Harvath took another sip of his drink. “What was the information you sold him?”
“Normally,” replied the Troll, “I don’t kiss and tell, but in this case I have no problem filling you in. It was the location of a secret military base in Mongolia run by the PLA.”
“What did he want with a secret base run by the Chinese military?”
“It was for a client.”
“Did he say who the client was?”
“As unprofessional as Tsui is, he knows how to keep his mouth shut.”
Harvath was having trouble connecting the dots. “What’s the base used for?”
Nicholas exhaled loudly. “I’ve got no idea.”
“How about Tsui? Does he know?”
“Maybe. Maybe his client knows. All I brought to the party was the location.”
“And Tsui paid you for that information?” asked Harvath.
“Yes he did.”
“Any chance the information didn’t pan out and so he wanted to whack you out of revenge?”
Nicholas laughed. “That’s not how our business works. If the information had been bad, he would have demanded his money back. And I would have paid him. But he never asked. Which tells me that the information was solid.”

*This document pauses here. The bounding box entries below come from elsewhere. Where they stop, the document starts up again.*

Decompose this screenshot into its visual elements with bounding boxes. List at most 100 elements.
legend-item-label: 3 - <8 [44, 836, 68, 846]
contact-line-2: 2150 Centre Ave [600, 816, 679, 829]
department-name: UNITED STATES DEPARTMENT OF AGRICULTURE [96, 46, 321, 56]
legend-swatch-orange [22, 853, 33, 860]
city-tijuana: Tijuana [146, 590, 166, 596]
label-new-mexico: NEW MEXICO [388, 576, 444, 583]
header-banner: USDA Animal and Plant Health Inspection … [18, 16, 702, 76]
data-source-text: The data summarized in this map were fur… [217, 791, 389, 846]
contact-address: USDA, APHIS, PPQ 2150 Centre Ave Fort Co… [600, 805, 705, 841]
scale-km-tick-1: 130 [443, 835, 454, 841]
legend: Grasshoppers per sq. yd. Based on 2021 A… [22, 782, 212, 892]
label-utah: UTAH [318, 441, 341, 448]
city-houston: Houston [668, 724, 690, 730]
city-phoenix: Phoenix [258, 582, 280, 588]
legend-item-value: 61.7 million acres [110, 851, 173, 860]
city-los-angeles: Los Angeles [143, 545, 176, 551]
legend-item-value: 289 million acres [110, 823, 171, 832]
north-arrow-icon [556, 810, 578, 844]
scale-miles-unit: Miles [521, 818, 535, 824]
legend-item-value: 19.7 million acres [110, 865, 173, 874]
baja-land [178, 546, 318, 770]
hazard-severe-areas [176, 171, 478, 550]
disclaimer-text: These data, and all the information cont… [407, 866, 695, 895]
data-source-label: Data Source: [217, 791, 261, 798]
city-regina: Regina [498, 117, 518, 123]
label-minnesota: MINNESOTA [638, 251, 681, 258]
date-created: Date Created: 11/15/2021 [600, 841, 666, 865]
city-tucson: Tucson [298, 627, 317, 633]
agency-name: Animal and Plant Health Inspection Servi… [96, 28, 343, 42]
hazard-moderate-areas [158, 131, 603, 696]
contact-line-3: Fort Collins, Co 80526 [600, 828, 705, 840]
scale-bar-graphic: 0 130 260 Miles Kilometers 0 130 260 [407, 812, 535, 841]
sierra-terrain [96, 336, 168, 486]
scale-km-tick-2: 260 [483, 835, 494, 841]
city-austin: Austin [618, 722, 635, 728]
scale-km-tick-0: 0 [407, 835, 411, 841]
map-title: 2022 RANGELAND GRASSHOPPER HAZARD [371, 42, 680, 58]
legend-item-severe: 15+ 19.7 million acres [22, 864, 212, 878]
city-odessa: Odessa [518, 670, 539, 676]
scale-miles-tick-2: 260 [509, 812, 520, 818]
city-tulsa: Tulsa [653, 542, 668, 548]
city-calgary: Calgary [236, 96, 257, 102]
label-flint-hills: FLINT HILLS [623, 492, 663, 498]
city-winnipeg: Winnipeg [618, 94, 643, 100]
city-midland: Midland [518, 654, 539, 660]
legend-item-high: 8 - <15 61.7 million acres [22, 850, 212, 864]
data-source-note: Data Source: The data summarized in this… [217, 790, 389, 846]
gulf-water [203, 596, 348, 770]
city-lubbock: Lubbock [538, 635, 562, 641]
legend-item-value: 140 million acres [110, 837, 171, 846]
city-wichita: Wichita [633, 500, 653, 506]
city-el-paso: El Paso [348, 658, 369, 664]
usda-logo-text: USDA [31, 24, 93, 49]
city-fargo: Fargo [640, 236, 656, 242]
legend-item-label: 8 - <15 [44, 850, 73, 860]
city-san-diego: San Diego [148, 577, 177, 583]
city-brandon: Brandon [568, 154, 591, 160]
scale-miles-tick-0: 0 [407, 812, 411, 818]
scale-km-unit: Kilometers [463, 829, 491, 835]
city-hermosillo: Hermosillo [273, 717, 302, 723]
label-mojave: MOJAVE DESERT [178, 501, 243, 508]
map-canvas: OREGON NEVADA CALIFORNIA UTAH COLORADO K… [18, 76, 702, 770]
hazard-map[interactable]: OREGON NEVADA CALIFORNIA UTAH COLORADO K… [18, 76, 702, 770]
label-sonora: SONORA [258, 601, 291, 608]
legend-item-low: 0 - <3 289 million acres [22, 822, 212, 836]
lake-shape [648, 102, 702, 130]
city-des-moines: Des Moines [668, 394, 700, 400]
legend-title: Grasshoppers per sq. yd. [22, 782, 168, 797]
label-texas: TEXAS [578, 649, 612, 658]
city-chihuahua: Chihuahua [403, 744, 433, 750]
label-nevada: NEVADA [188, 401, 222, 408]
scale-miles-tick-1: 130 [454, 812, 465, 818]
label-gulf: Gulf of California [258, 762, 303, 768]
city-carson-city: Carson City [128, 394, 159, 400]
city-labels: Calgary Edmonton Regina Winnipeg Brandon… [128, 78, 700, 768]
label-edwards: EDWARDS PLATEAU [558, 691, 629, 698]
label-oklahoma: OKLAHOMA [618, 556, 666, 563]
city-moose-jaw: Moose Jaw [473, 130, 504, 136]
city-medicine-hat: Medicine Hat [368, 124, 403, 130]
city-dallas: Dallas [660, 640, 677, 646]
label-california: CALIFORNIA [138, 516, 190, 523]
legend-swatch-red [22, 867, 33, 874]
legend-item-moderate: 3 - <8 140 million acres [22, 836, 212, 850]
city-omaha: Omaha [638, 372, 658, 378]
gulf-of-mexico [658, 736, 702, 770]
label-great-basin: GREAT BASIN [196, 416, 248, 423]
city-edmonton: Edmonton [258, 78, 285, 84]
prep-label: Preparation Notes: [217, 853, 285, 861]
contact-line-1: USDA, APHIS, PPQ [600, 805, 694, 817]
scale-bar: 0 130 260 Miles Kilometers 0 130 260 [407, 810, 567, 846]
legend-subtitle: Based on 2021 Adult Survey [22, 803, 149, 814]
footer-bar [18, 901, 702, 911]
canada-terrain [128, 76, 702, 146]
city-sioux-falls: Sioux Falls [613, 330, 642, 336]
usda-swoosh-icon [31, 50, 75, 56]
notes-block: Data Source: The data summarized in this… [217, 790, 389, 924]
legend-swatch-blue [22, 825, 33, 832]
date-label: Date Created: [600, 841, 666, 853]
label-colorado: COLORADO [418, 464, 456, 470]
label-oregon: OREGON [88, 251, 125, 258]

“So he tried to kill you to get you out of his way.”
“Or to keep me quiet.”
Harvath needed to fill in the blanks. “How many transactions have you done with Tsui over the years?”
“A lot.”
“And you never had any animosity? No problems at all?”
“There was plenty of animosity, but nothing that would rise to either one of us wanting the other killed. I told you, he’s a despicable character. But from time to time he proved a useful and lucrative source. We flowed
information both ways if the price was right. And we never let price prevent us from making money.”
It sounded to Harvath as if Tsui and Nicholas deserved each other. They were a couple of gossiping old ladies who talked trash behind each other’s backs but would sit down and have coffee to trade gossip about everybody else if they got the chance. The only difference was that the “gossip” they traded in was the stuff of state secrets and the kind of dirty laundry that brought politicians, business titans, and even countries to their knees.
Harvath swirled the liquid in his glass. All signs pointed to Tsui, but he wanted to be sure. “Who else could have framed you with the Italians?”
“The pope himself could have done it.”
“I’m going to assume that you’re exaggerating. You haven’t actually crossed the pope, have you?”
“I don’t want to talk about it,” said Nicholas. “Leveque gave you Tsui’s name and I’m going to bet he didn’t do so willingly.”
“No, it was under significant duress,” replied Harvath.
“Then you need to ask yourself how confident you are in what Leveque told you. Personally, Tsui makes perfect sense. He knows enough about me and what he doesn’t know, he most likely has the means to find out.”
“What do you know about him?”
“Enough to make him very uncomfortable,” said Nicholas.
“I want to pay him a visit. How soon can you get me an address?”
“It’ll probably take me a few hours.”
“Get started and call me back when you have something.”
After hanging up, Harvath downed the remainder of his drink and opened the minibar for a second. Though his ego was more bruised than his body, he was still sore from the beating he had taken from Dominique Fournier. But it was nothing compared to the beating he knew he was going to take from Reed Carlton.
After a couple of sips of his second whiskey, he picked up the phone and dialed.